Per quanto concerne il setting e le tempistiche delle interviste dialogiche, si è deciso di puntare su un setting informale, all’aperto, attraverso un rapporto ravvicinato vis à vis, che pur avendo creato delle problematicità nell’atto di ascolto e trascrizione delle registrazioni, si ritiene abbia contribuito a rendere la relazione dialogica scevra da difficoltà legate al lasciarsi andare, solitamente generate da un contesto o una prossemica troppo formale. Le tempistiche, invece, sono state maggiormente libere da condizionamenti in quanto, qualora la persona abbia sentito la necessità di parlare e approfondire sensazioni ed esperienze, si è lasciato lo spazio di argomentare a piacimento; così, qualora la persona sia stata di poche parole o abbia incontrato delle difficoltà nell’esprimersi, si è accolto lo spazio concesso dal narra-attore, nel tentativo di non incorrere in modalità invasive. Infatti, r-accogliere esperienze e relazioni di vita, ha comportato talvolta una forma di restituzione e di rinforzo rispetto a dei visibili e sofferenti stati d’animo delle persone intervistate. Spesso alcuni argomenti hanno riaperto vecchie ferite e in quei casi, nell’avvalersi delle teorie riportate, si è aperto una sorta di sostegno dialogico.
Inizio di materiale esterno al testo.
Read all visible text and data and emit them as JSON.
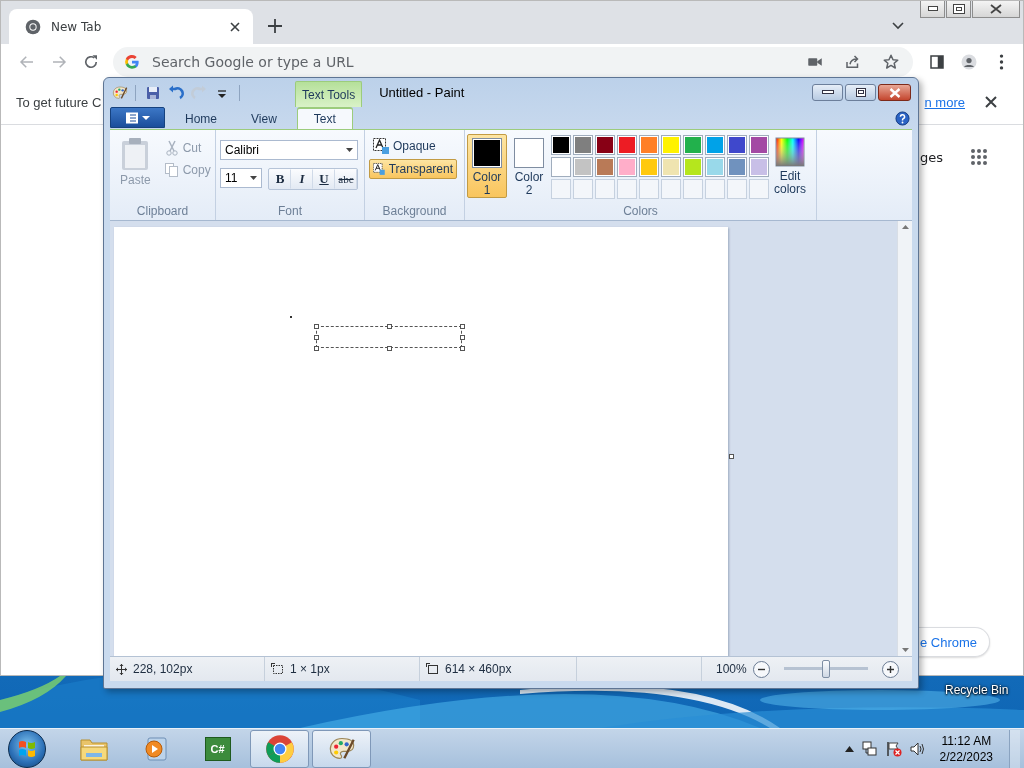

Personalmente, ho pensato che l’interruzione agli incontri dei primi due mesi avrebbe potuto inficiare la relazione instauratasi inizialmente, ma una volta ripresi i contatti ho potuto constatare il contrario. Nessuno, infatti, ad eccezione del signor F. ha rifiutato di interloquire con me, anzi si sono mostrati felici nell’offrire il loro contributo per la realizzazione del presente elaborato. Nei tempi precedenti all’intervista la mia mente è stata pervasa da milioni di modalità attraverso cui comunicare con loro, ma nell’atto del parlare tutto si è rivelato il più naturale possibile. Ammetto che ho avuto anche il timore che il mio credo verso le attività ri- abilitanti in Agricoltura sociale non fosse in linea con il sentire delle persone direttamente coinvolte. Ma le loro affermazioni, talvolta, sono andate anche oltre le mie aspettative.